Will this be enough to significantly increase trade? Time will tell. The fact that U.S. exporters remain barred from extending credit to their buyer in the island makes me think the overall impact will be slight.
But the new environment does make the arguments of the pro-embargo crowd even sillier and flimsier than ever. Their main argument is that “Cuba never pays its debts”, as if that should be a concern for any other than the U.S. exporter in question. Not that this crowd has ever been averse to silly and flimsy arguments; on the contrary, they seem to crave for them.
Sending, bringing and spending money in Cuba by U.S. subjects is likely to flourish under the new rules, and that alone should have a very strong impact on the living standards of many Cubans in the island, as well as in the growth of the Cuban private sector.
Switching to another level carrying far less potential impact on the relationship between the two countries, but important for its potential impact on Cuban society and on individuals and families, the new rules and regulations expand the ability of U.S. subjects to travel to Cuba. This is, in my view, the element in Cuba-related restrictions that is the most inimical to the guiding principles of our nation: telling Americans they cannot travel to Cuba. Cuban-Americans, for many years, have been treated differently than other Americans when it comes to travel to Cuba.

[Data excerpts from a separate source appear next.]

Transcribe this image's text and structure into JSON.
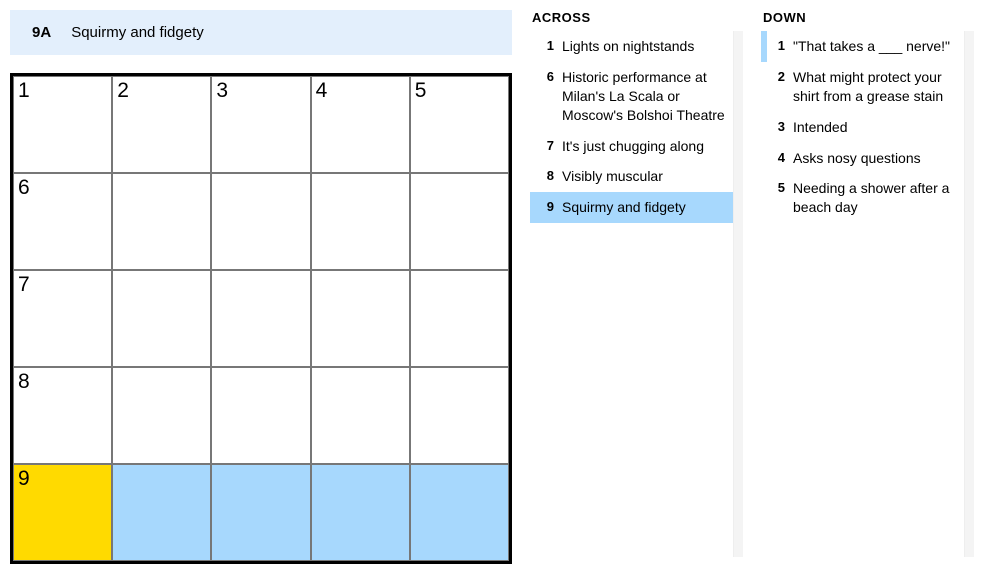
{
  "current_clue": {
    "label": "9A",
    "text": "Squirmy and fidgety"
  },
  "grid": {
    "rows": 5,
    "cols": 5,
    "cells": [
      [
        {
          "num": "1"
        },
        {
          "num": "2"
        },
        {
          "num": "3"
        },
        {
          "num": "4"
        },
        {
          "num": "5"
        }
      ],
      [
        {
          "num": "6"
        },
        {},
        {},
        {},
        {}
      ],
      [
        {
          "num": "7"
        },
        {},
        {},
        {},
        {}
      ],
      [
        {
          "num": "8"
        },
        {},
        {},
        {},
        {}
      ],
      [
        {
          "num": "9",
          "state": "focused"
        },
        {
          "state": "active"
        },
        {
          "state": "active"
        },
        {
          "state": "active"
        },
        {
          "state": "active"
        }
      ]
    ]
  },
  "across": {
    "heading": "ACROSS",
    "clues": [
      {
        "num": "1",
        "text": "Lights on nightstands"
      },
      {
        "num": "6",
        "text": "Historic performance at Milan's La Scala or Moscow's Bolshoi Theatre"
      },
      {
        "num": "7",
        "text": "It's just chugging along"
      },
      {
        "num": "8",
        "text": "Visibly muscular"
      },
      {
        "num": "9",
        "text": "Squirmy and fidgety",
        "selected": true
      }
    ]
  },
  "down": {
    "heading": "DOWN",
    "clues": [
      {
        "num": "1",
        "text": "\"That takes a ___ nerve!\"",
        "cross": true
      },
      {
        "num": "2",
        "text": "What might protect your shirt from a grease stain"
      },
      {
        "num": "3",
        "text": "Intended"
      },
      {
        "num": "4",
        "text": "Asks nosy questions"
      },
      {
        "num": "5",
        "text": "Needing a shower after a beach day"
      }
    ]
  }
}
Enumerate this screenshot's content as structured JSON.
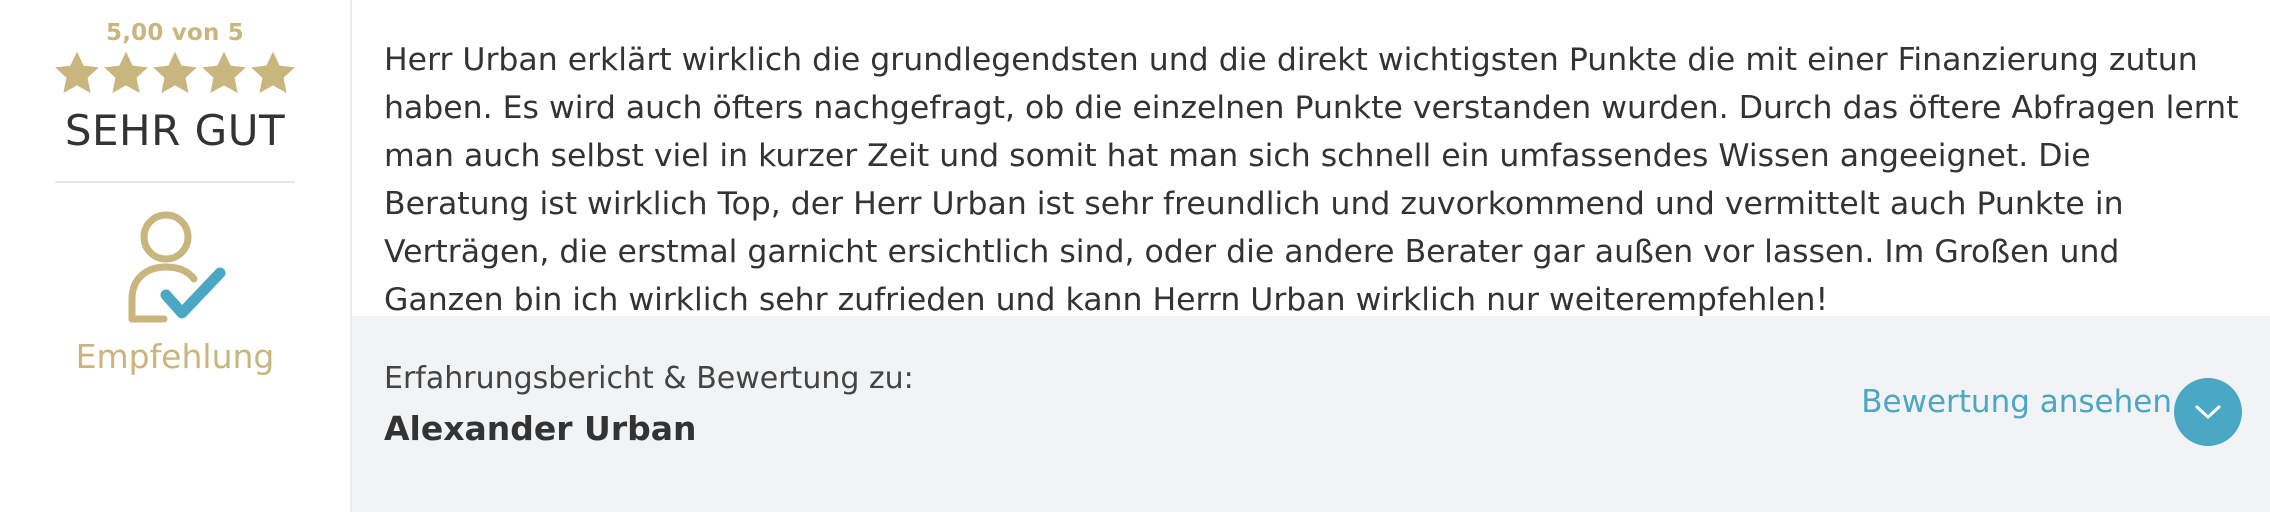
{
  "rating": {
    "score_text": "5,00 von 5",
    "stars": 5,
    "stars_max": 5,
    "word": "SEHR GUT"
  },
  "badge": {
    "icon": "user-check-icon",
    "label": "Empfehlung"
  },
  "review": {
    "text": "Herr Urban erklärt wirklich die grundlegendsten und die direkt wichtigsten Punkte die mit einer Finanzierung zutun haben. Es wird auch öfters nachgefragt, ob die einzelnen Punkte verstanden wurden. Durch das öftere Abfragen lernt man auch selbst viel in kurzer Zeit und somit hat man sich schnell ein umfassendes Wissen angeeignet. Die Beratung ist wirklich Top, der Herr Urban ist sehr freundlich und zuvorkommend und vermittelt auch Punkte in Verträgen, die erstmal garnicht ersichtlich sind, oder die andere Berater gar außen vor lassen. Im Großen und Ganzen bin ich wirklich sehr zufrieden und kann Herrn Urban wirklich nur weiterempfehlen!"
  },
  "footer": {
    "label": "Erfahrungsbericht & Bewertung zu:",
    "name": "Alexander Urban",
    "link_text": "Bewertung ansehen",
    "button_icon": "chevron-down-icon"
  },
  "colors": {
    "gold": "#c8b67e",
    "accent": "#4aa8c4",
    "text": "#333333",
    "footer_bg": "#f2f3f4"
  }
}
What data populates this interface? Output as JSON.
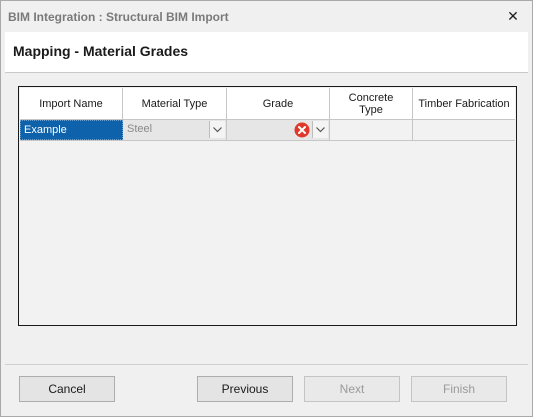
{
  "window": {
    "title": "BIM Integration : Structural BIM Import",
    "close_glyph": "✕"
  },
  "page": {
    "title": "Mapping - Material Grades"
  },
  "grid": {
    "columns": [
      {
        "label": "Import Name"
      },
      {
        "label": "Material Type"
      },
      {
        "label": "Grade"
      },
      {
        "label": "Concrete Type"
      },
      {
        "label": "Timber Fabrication"
      }
    ],
    "rows": [
      {
        "import_name": "Example",
        "material_type": "Steel",
        "grade": "",
        "concrete_type": "",
        "timber_fabrication": ""
      }
    ]
  },
  "icons": {
    "close": "close-icon",
    "dropdown": "chevron-down-icon",
    "error": "error-icon"
  },
  "colors": {
    "selection": "#0d62ab",
    "error": "#e0392b"
  },
  "buttons": {
    "cancel": "Cancel",
    "previous": "Previous",
    "next": "Next",
    "finish": "Finish"
  }
}
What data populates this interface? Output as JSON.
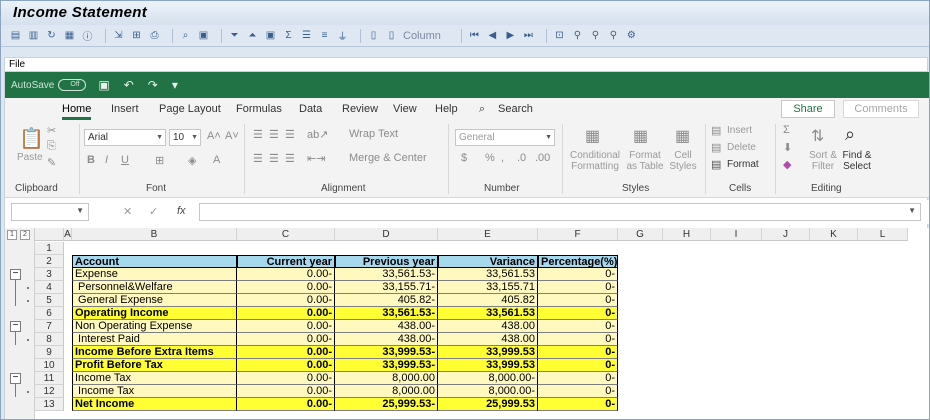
{
  "window": {
    "title": "Income Statement"
  },
  "sap_toolbar": {
    "column_label": "Column"
  },
  "menu": {
    "file": "File"
  },
  "qat": {
    "autosave": "AutoSave",
    "toggle": "Off"
  },
  "ribbon_tabs": [
    "Home",
    "Insert",
    "Page Layout",
    "Formulas",
    "Data",
    "Review",
    "View",
    "Help",
    "Search"
  ],
  "share": "Share",
  "comments": "Comments",
  "ribbon": {
    "clipboard": {
      "label": "Clipboard",
      "paste": "Paste"
    },
    "font": {
      "label": "Font",
      "family": "Arial",
      "size": "10"
    },
    "alignment": {
      "label": "Alignment",
      "wrap": "Wrap Text",
      "merge": "Merge & Center"
    },
    "number": {
      "label": "Number",
      "format": "General"
    },
    "styles": {
      "label": "Styles",
      "conditional": "Conditional Formatting",
      "format_table": "Format as Table",
      "cell_styles": "Cell Styles"
    },
    "cells": {
      "label": "Cells",
      "insert": "Insert",
      "delete": "Delete",
      "format": "Format"
    },
    "editing": {
      "label": "Editing",
      "sort": "Sort & Filter",
      "find": "Find & Select"
    }
  },
  "formula_bar": {
    "fx": "fx"
  },
  "outline_levels": [
    "1",
    "2"
  ],
  "columns": [
    "A",
    "B",
    "C",
    "D",
    "E",
    "F",
    "G",
    "H",
    "I",
    "J",
    "K",
    "L"
  ],
  "rows": [
    "1",
    "2",
    "3",
    "4",
    "5",
    "6",
    "7",
    "8",
    "9",
    "10",
    "11",
    "12",
    "13"
  ],
  "table": {
    "headers": [
      "Account",
      "Current year",
      "Previous year",
      "Variance",
      "Percentage(%)"
    ],
    "rows": [
      {
        "account": "Expense",
        "current": "0.00-",
        "previous": "33,561.53-",
        "variance": "33,561.53",
        "pct": "0-",
        "style": "yl"
      },
      {
        "account": " Personnel&Welfare",
        "current": "0.00-",
        "previous": "33,155.71-",
        "variance": "33,155.71",
        "pct": "0-",
        "style": "yl"
      },
      {
        "account": " General Expense",
        "current": "0.00-",
        "previous": "405.82-",
        "variance": "405.82",
        "pct": "0-",
        "style": "yl"
      },
      {
        "account": "Operating Income",
        "current": "0.00-",
        "previous": "33,561.53-",
        "variance": "33,561.53",
        "pct": "0-",
        "style": "yd"
      },
      {
        "account": "Non Operating Expense",
        "current": "0.00-",
        "previous": "438.00-",
        "variance": "438.00",
        "pct": "0-",
        "style": "yl"
      },
      {
        "account": " Interest Paid",
        "current": "0.00-",
        "previous": "438.00-",
        "variance": "438.00",
        "pct": "0-",
        "style": "yl"
      },
      {
        "account": "Income Before Extra Items",
        "current": "0.00-",
        "previous": "33,999.53-",
        "variance": "33,999.53",
        "pct": "0-",
        "style": "yd"
      },
      {
        "account": "Profit Before Tax",
        "current": "0.00-",
        "previous": "33,999.53-",
        "variance": "33,999.53",
        "pct": "0-",
        "style": "yd"
      },
      {
        "account": "Income Tax",
        "current": "0.00-",
        "previous": "8,000.00",
        "variance": "8,000.00-",
        "pct": "0-",
        "style": "yl"
      },
      {
        "account": " Income Tax",
        "current": "0.00-",
        "previous": "8,000.00",
        "variance": "8,000.00-",
        "pct": "0-",
        "style": "yl"
      },
      {
        "account": "Net Income",
        "current": "0.00-",
        "previous": "25,999.53-",
        "variance": "25,999.53",
        "pct": "0-",
        "style": "yd"
      }
    ]
  }
}
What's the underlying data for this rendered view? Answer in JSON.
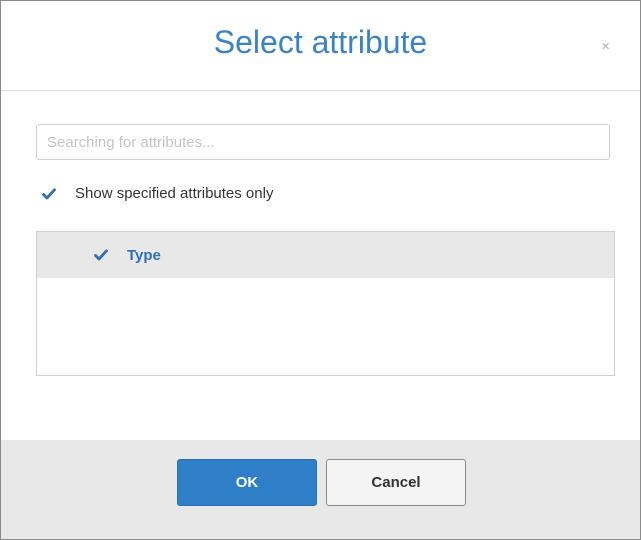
{
  "dialog": {
    "title": "Select attribute",
    "close_symbol": "×"
  },
  "search": {
    "value": "",
    "placeholder": "Searching for attributes..."
  },
  "filter": {
    "label": "Show specified attributes only",
    "checked": true
  },
  "attributes": [
    {
      "label": "Type",
      "checked": true
    }
  ],
  "buttons": {
    "ok_label": "OK",
    "cancel_label": "Cancel"
  },
  "colors": {
    "accent": "#3b82c6",
    "primary_button": "#2f7fc8",
    "footer_bg": "#e8e8e8",
    "row_bg": "#e8e8e8"
  },
  "icons": {
    "close": "close-icon",
    "check": "checkmark-icon"
  }
}
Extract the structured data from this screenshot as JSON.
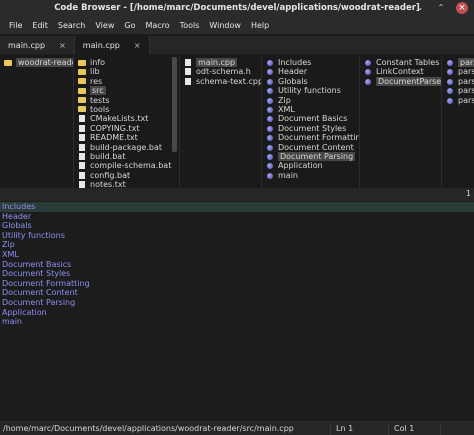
{
  "window": {
    "title": "Code Browser - [/home/marc/Documents/devel/applications/woodrat-reader]",
    "minimize_glyph": "⌄",
    "maximize_glyph": "⌃",
    "close_glyph": "×"
  },
  "menu": [
    "File",
    "Edit",
    "Search",
    "View",
    "Go",
    "Macro",
    "Tools",
    "Window",
    "Help"
  ],
  "tabs": [
    {
      "label": "main.cpp",
      "close": "×",
      "active": false
    },
    {
      "label": "main.cpp",
      "close": "×",
      "active": true
    }
  ],
  "browser": {
    "col1": [
      {
        "label": "woodrat-reader",
        "icon": "folder-icon",
        "selected": true
      }
    ],
    "col2": [
      {
        "label": "info",
        "icon": "folder-icon"
      },
      {
        "label": "lib",
        "icon": "folder-icon"
      },
      {
        "label": "res",
        "icon": "folder-icon"
      },
      {
        "label": "src",
        "icon": "folder-icon",
        "selected": true
      },
      {
        "label": "tests",
        "icon": "folder-icon"
      },
      {
        "label": "tools",
        "icon": "folder-icon"
      },
      {
        "label": "CMakeLists.txt",
        "icon": "file-icon"
      },
      {
        "label": "COPYING.txt",
        "icon": "file-icon"
      },
      {
        "label": "README.txt",
        "icon": "file-icon"
      },
      {
        "label": "build-package.bat",
        "icon": "file-icon"
      },
      {
        "label": "build.bat",
        "icon": "file-icon"
      },
      {
        "label": "compile-schema.bat",
        "icon": "file-icon"
      },
      {
        "label": "config.bat",
        "icon": "file-icon"
      },
      {
        "label": "notes.txt",
        "icon": "file-icon"
      }
    ],
    "col3": [
      {
        "label": "main.cpp",
        "icon": "file-icon",
        "selected": true
      },
      {
        "label": "odt-schema.h",
        "icon": "file-icon"
      },
      {
        "label": "schema-text.cpp",
        "icon": "file-icon"
      }
    ],
    "col4": [
      {
        "label": "Includes",
        "icon": "bullet-icon"
      },
      {
        "label": "Header",
        "icon": "bullet-icon"
      },
      {
        "label": "Globals",
        "icon": "bullet-icon"
      },
      {
        "label": "Utility functions",
        "icon": "bullet-icon"
      },
      {
        "label": "Zip",
        "icon": "bullet-icon"
      },
      {
        "label": "XML",
        "icon": "bullet-icon"
      },
      {
        "label": "Document Basics",
        "icon": "bullet-icon"
      },
      {
        "label": "Document Styles",
        "icon": "bullet-icon"
      },
      {
        "label": "Document Formatting",
        "icon": "bullet-icon"
      },
      {
        "label": "Document Content",
        "icon": "bullet-icon"
      },
      {
        "label": "Document Parsing",
        "icon": "bullet-icon",
        "selected": true
      },
      {
        "label": "Application",
        "icon": "bullet-icon"
      },
      {
        "label": "main",
        "icon": "bullet-icon"
      }
    ],
    "col5": [
      {
        "label": "Constant Tables",
        "icon": "bullet-icon"
      },
      {
        "label": "LinkContext",
        "icon": "bullet-icon"
      },
      {
        "label": "DocumentParser",
        "icon": "bullet-icon",
        "selected": true
      }
    ],
    "col6": [
      {
        "label": "parse",
        "icon": "bullet-icon",
        "selected": true
      },
      {
        "label": "pars",
        "icon": "bullet-icon"
      },
      {
        "label": "pars",
        "icon": "bullet-icon"
      },
      {
        "label": "pars",
        "icon": "bullet-icon"
      },
      {
        "label": "pars",
        "icon": "bullet-icon"
      }
    ]
  },
  "separator": {
    "number": "1"
  },
  "editor": {
    "lines": [
      "Includes",
      "Header",
      "Globals",
      "Utility functions",
      "Zip",
      "XML",
      "Document Basics",
      "Document Styles",
      "Document Formatting",
      "Document Content",
      "Document Parsing",
      "Application",
      "main"
    ],
    "current_line": 0
  },
  "status": {
    "path": "/home/marc/Documents/devel/applications/woodrat-reader/src/main.cpp",
    "line": "Ln 1",
    "col": "Col 1"
  },
  "colors": {
    "background": "#1c1c1c",
    "folder": "#e9c75a",
    "bullet": "#6a6ad8",
    "editor_text": "#8f8ff5",
    "current_line": "#2a3b38",
    "selection": "#474747"
  }
}
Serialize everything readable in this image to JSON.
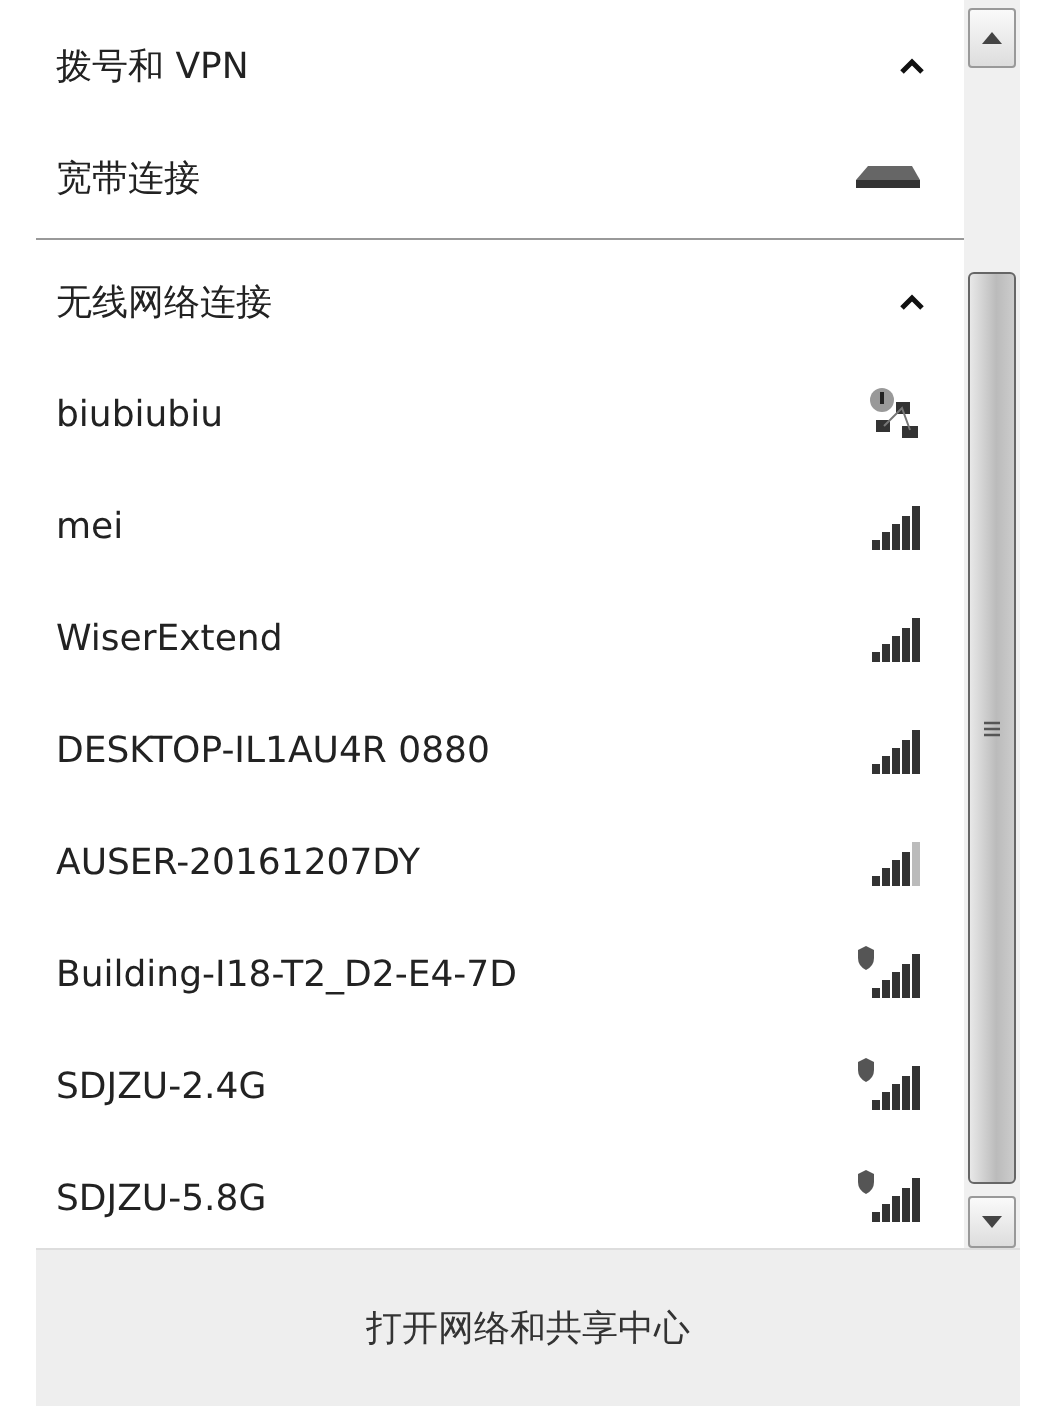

This distinction is being eroded somewhat under the new rules. The freedom to travel granted to Cuban Americans since President Obama took office remains solidly in place. Many in the proudly recalcitrant crowd that wants to keep the embargo in place — the members of the so called Cuban-American delegation to Congress among them — in a dazzling moral pirouette now claim they have “always” been in favor of family visits. These very same guys supported rules that restricted Cuban-Americans with family in Cuba to one visit every three years. But this is Miami of course, where memories are short and hypocrisy runs wild.
The joker in this “new” game, as usual, will be what the Cuban government will do, how it will react to President Obama’s door-opening act. Will they respond in kind? How much will they be willing to open up their own society and help enhance and widen the salutary effects the U.S. government’s move could have in Cuba, for the benefit of the Cuban people?
I am afraid that as long as the embargo remains in place, the response from the Cuban side will be slow and anything but bold. That’s why our new Cuban-American leitmotif should be “No Embargo, no Problem”, and our battle cry “Free Cuba from U.S. Politics”— once and for all.